Algo interessante chegou a acontecer em Manaus pouco antes disso. A justiça determinou a reabertura de um salão de beleza em Manaus com base no decreto federal ainda em maio. Porém, essa reabertura não durou muito: uma decisão assinada pelo desembargador presidente do Tribunal de Justiça do Amazonas (TJ-AM) Yedo Simões suspendeu a liminar que autorizava o funcionamento. De acordo com a decisão do desembargador, “a suspensão deve ser determinada com a mais absoluta urgência, sob pena de irreparável prejuízo à ordem e saúde públicas em caso de cumprimento da decisão”.
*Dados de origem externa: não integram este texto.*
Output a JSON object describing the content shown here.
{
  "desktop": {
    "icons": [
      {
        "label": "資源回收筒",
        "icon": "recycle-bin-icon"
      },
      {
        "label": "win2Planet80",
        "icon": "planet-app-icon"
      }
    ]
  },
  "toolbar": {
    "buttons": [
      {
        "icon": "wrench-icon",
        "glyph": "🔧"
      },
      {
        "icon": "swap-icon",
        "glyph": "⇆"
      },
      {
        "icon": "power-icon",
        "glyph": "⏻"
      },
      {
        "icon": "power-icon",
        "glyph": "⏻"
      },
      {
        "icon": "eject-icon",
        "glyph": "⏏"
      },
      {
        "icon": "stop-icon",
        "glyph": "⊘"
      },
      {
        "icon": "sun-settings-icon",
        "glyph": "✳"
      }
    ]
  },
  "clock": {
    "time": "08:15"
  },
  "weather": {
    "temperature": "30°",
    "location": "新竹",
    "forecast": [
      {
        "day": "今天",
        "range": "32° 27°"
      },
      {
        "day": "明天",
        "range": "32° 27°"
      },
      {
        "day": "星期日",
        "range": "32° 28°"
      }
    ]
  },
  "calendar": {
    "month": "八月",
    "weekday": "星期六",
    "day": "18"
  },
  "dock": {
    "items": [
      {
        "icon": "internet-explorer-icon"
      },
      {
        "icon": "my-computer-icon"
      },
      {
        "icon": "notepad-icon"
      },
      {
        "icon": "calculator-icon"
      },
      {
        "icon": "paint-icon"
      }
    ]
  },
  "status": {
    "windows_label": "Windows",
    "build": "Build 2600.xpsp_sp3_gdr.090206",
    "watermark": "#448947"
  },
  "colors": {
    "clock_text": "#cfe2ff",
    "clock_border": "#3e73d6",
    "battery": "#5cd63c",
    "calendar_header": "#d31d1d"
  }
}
Com o rigor do fechamento do comércio sem que o governo apresentasse um plano de ajuda efetivo, resultou que a categoria optou em trabalhar na clandestinidade. Muitos donos de salão de beleza não cumpriram a lei antes da reabertura simplesmente porque não tinham mais dinheiro. Afinal, precisam pagar o aluguel, luz e funcionário. Como estão sem dinheiro, descumprem a quarentena e trabalham de portas fechadas.
Não só os profissionais, mas os clientes superam o medo. Foi o que aconteceu com o funcionário público Daniel Josué de Souza, 61, que é um dos clientes que conseguiu driblar a quarentena e ir a um cabeleireiro. “Para mim, nesse momento de isolamento social, ir ao salão não foi uma necessidade extrema, mas uma forma de poder contribuir com essa situação tão difícil que os microempresários estão passando. Lido diretamente com arrecadação do estado e penso em como ajudar que essas empresas não fechem as portas. E como sou do grupo de risco, meus cuidados são redobrados”, explica.
Com a reabertura gradual, as opiniões ainda estão divididas: se abrem os estabelecimentos ou se continuam com o isolamento social. Nem todos estão seguros para o retorno ao trabalho, e o medo e os cuidados causados pela covid-19 continuam a preocupar muitos trabalhadores. Dentre os diversos salões e centros estéticos, muitos optam por não abrir e esperar o quadro da pandemia melhorar.
A rotina não continua a mesma. Sem área de espera, sem revistas, sem conversas, agora tanto cliente quanto cabeleireiro usam máscaras. Muitas pessoas cortaram seus próprios cabelos e algumas até arriscam pintarem elas mesmas as próprias madeixas. Com isso, quem sabe os salões não irão ganhar um lucro extra no futuro, consertando as artes dos seus clientes na quarentena?